Maybe it’s just me, but I feel like hyperbolic narratives about how bad SF is (and some big cities in general) is the right-wing analogue to stuff like Black Lives Matter. In both cases, you have some narrative that spreads because of actual problematic events. Then, as more people spread these narratives, if someone were to agree with individual problems but also disagree with the magnitude of the problem/ the overall way it is framed (as you described with people talking about SF, or in the BLM case, if someone were to say that the overwhelming majority of white people do not have/act on subconscious racist biases or that systemic racism does not shape society in the US), people will then accuse such a person of being inconsiderate/unconcerned (like do you not care about crime in SF/ do you not care about police brutality…) .

And then, when it comes to solutions for such problems, they often are unhelpful both because of the way people exaggerate the problem and how the solution is in the form of a political platform that serves to show your “in-groupness” in a certain political camp: in the case of issues in SF, people might say that the criminal justice system is too lax. However, increased crackdown on crime (whether tougher police or heavier sentencing) is just going to change the nature of crime. In fact, it might create a scenario where the “softer” criminals are rooted out (like those who shoplift or make messes in streets) and the criminals who remain are much more violent and resilient (sure, the total number of criminals may decrease, but...) As for groups like BLM’s suggestions to change society, again, you just force a lot of people into guilt when they don’t think (consciously or subconsciously) in any bad way at all, and also peer-pressure people into voting a certain way.

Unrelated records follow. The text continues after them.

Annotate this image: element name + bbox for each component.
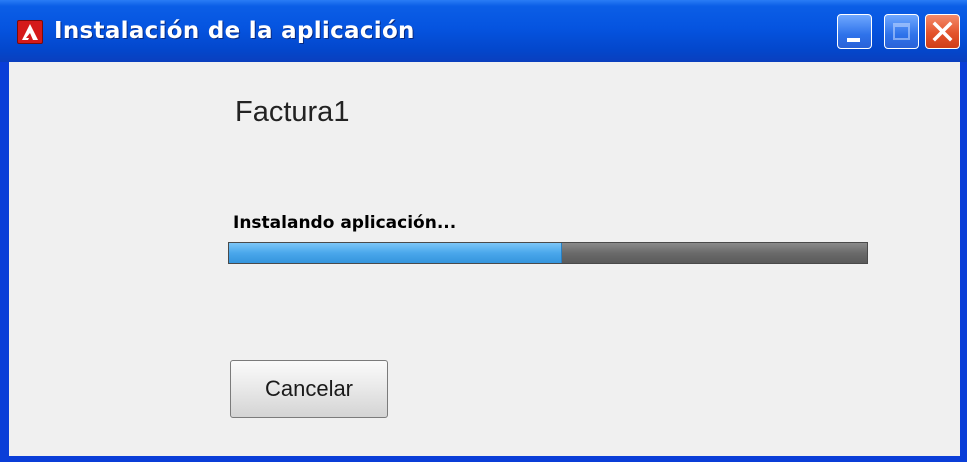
progress-bar: [228, 242, 868, 264]
window-frame-right: [960, 62, 967, 462]
maximize-button[interactable]: [884, 14, 919, 49]
adobe-air-icon: [17, 20, 43, 44]
status-text: Instalando aplicación...: [233, 213, 457, 233]
close-icon: [932, 21, 953, 42]
progress-fill: [229, 243, 562, 263]
window-frame-bottom: [0, 456, 967, 462]
installer-window: Instalación de la aplicación Factura1 In…: [0, 0, 967, 462]
cancel-button[interactable]: Cancelar: [230, 360, 388, 418]
title-bar[interactable]: Instalación de la aplicación: [0, 0, 967, 62]
maximize-icon: [893, 23, 910, 40]
application-name: Factura1: [235, 96, 350, 128]
window-title: Instalación de la aplicación: [54, 18, 415, 44]
close-button[interactable]: [925, 14, 960, 49]
window-frame-left: [0, 62, 9, 462]
minimize-button[interactable]: [837, 14, 872, 49]
minimize-icon: [847, 38, 860, 42]
dialog-body: Factura1 Instalando aplicación... Cancel…: [9, 62, 960, 456]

Ultimately, while I don’t know how much actual harm these narratives could do, they are unhelpful. I myself would just feel embarrassed to be fearmongering about something I am not really familiar with (whether it be telling everyone how politicians messed up SF or how white people need to become more aware of ingrained biases in their life/ in our society), just to make it look like I’ve got a solution when those in charge keep things messed up. And, as you mentioned, it is also projecting problems within your own, smaller communities to some much larger, society-wide space. In a way, people start to frame narratives this way because connecting problems in their circle to a society-wide issue will allow more people to be sensitive (like connecting issues within Black communities to systemic racism makes much more people sensitive even though said issues are likely not due to racism, or, in the case of SF, tech people’s personal problems are most likely due to bad social environments within their own circles, not because of San Francisco as a whole, but by framing it as an issue of the entire city it makes it seem like politicians are responsible for their difficulties). (Most) people may not even make this connection consciously (again, because of peer-pressure and the fact they will get accused of being inconsiderate if they don’t support those narratives), so I wouldn’t accuse them of outright deception, but it still gets tiresome because they take real issues and frame them in a way that leads to meaningless/useless solutions.